FASTA format
The FASTA format is a text-based format for displaying and storing the primary structure of nucleic acids ( nucleic acid sequence ) and proteins ( protein sequence ) in bioinformatics . The nucleobases or amino acids are represented by a one-letter code . The format allows the sequences to be preceded by a name and comments.
The simplicity of the format makes it easy for word processing tools and scripting languages to read in and process the data.
format
A sequence in FASTA format begins with a one-line description, followed by the sequence data. It is recommended that each line of the file contain a maximum of 80 characters. A sequence ends with the end of the file or another header line.
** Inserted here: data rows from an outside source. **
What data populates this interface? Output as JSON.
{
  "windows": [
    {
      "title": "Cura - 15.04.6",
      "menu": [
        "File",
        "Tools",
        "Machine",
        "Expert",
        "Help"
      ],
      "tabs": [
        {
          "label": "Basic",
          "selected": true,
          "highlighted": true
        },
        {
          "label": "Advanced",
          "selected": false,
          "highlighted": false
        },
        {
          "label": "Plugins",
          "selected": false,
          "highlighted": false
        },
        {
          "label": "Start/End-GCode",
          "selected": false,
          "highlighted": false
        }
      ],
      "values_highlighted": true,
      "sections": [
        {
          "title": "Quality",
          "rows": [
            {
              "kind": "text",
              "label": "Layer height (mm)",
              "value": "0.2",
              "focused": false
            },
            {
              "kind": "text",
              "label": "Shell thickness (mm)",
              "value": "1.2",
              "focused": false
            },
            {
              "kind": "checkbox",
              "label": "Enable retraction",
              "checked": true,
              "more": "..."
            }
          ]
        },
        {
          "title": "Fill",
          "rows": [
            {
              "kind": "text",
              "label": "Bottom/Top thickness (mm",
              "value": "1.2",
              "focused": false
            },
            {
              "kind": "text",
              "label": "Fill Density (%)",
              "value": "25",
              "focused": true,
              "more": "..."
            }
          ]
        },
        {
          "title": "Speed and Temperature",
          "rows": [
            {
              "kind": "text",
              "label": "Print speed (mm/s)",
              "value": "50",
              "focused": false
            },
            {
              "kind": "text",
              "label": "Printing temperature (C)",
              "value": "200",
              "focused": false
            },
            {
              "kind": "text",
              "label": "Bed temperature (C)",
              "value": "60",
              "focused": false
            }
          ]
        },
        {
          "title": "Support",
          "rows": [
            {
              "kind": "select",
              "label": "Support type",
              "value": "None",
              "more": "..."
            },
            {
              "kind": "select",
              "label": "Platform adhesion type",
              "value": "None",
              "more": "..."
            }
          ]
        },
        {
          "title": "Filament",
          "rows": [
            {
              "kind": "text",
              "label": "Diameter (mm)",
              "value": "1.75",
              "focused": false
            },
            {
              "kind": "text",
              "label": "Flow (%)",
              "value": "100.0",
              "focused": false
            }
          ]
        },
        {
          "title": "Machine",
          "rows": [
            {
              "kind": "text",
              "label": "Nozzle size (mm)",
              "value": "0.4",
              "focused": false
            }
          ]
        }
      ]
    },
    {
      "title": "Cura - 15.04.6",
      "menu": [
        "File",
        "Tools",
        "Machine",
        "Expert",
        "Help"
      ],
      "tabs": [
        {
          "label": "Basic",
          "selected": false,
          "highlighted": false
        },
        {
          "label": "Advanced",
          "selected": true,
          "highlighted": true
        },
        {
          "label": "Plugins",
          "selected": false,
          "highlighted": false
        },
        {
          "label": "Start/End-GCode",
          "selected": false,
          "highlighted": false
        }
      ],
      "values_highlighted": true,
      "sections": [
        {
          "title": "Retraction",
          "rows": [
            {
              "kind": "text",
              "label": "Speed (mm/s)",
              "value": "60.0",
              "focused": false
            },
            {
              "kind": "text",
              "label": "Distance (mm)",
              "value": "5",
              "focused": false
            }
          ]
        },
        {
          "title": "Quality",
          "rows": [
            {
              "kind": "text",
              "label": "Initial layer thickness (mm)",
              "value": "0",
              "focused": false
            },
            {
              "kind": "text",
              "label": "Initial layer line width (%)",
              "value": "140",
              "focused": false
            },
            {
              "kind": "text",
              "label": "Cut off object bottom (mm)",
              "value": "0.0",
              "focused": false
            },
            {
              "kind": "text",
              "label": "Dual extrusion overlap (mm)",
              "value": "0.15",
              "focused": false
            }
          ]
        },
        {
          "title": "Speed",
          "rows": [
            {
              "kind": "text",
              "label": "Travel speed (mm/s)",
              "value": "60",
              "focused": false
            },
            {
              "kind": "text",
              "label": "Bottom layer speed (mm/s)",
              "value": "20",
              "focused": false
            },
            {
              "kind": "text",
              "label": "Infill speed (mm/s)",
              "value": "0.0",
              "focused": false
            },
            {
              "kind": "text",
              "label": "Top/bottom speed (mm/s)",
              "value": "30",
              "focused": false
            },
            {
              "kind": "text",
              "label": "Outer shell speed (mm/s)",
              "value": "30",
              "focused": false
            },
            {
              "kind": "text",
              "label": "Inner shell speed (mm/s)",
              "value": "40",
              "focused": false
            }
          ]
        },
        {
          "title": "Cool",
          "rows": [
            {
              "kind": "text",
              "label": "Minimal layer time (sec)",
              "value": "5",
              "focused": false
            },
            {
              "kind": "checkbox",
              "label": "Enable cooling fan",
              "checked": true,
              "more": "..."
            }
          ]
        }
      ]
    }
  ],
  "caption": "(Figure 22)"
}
The following is a simple example of a protein sequence in FASTA format from cytochrome b of the Asian elephant :
>gi|5524211|gb|AAD44166.1| cytochrome b [Elephas maximus maximus] LCLYTHIGRNIYYGSYLYSETWNTGIMLLLITMATAFMGYVLPWGQMSFWGATVITNLFSAIPYIGTNLV EWIWGGFSVDKATLNRFFAFHFILPFTMVALAGVHLTFLHETGSNNPLGLTSDSDKIPFHPYYTIKDFLG LLILILLLLLLALLSPDMLGDPDNHMPADPLNTPLHIKPEWYFLFAYAILRSVPNKLGGVLALFLSIVIL GLMPFLHTSKHRSMMLRPLSQALFWTLTMDLLTLTWIGSQPVEYPYTIIGQMASILYFSIILAFLPIAGX IENY
Header
The header (Engl. Headerline ) is the line that includes a (unique) name and a description of each sequence. It precedes the sequence data and begins with a greater than sign (">"). The name and / or an ID of the sequence follows without spaces . Many sequence databases use standardized headers, which allow different information to be obtained automatically from the header. The header can also contain several IDs, which are then separated by a ^ A (Control-A) character. The header in this form is optional. It is important that several sequences in a FASTA file are separated from one another by a "> + Description".
Comments
The header is optionally followed by one or more comment lines, each of which begins with a semicolon (";"). The semicolon must also be the first character in the respective line. Many databases and application programs do not recognize the comments, so these comments are practically not found in any current sequence database. However, they are part of the official format. An example of a FASTA file with multiple sequences and comment lines:
>Sequenz 1 ;Kommentarzeile A MTEITAAMVKELRESTGAGMMDCKNALSETNGDFDKAVQLLREKGLGKAAKKADRLAAEG LVSVKVSDDFTIAAMRPSYLSYEDLDMTFVENEYKALVAELEKENEERRRLKDPNKPEHK IPQFASRKQLSDAILKEAEEKIKEELKAQGKPEKIWDNIIPGKMNSFIADNSQLDSKLTL MGQFYVMDDKKTVEQVIAEKEKEFGGKIKIVEFICFEVGEGEVAAQL >Sequenz 2 ;Kommentarzeile B ;Kommentarzeile C SATVSEINSETDFVAKNDQFIALTKDTTAHIQSNSLQSVEELHSSTINGVKFEEYLKSQI ATIGENLVVRRFATLKAGANGVVNGYIHTNGRVGVVIAAACDSAEVASKSRDLLRQICMH
Sequence display
The header and comment are followed by one or more lines that contain the sequence. Each line should not contain more than 80 characters. Sequences can be protein or nucleic acid sequences, may contain gaps and alignment characters . The sequences should be given according to the IUB / IUPAC standard codes for amino acids and nucleic acids. Permitted exceptions are:
- Lower case letters are allowed, but will be converted to upper case
- A hyphen or dash represents a gap
- In amino acid sequences, "U" and "*" represent valid characters. (See below)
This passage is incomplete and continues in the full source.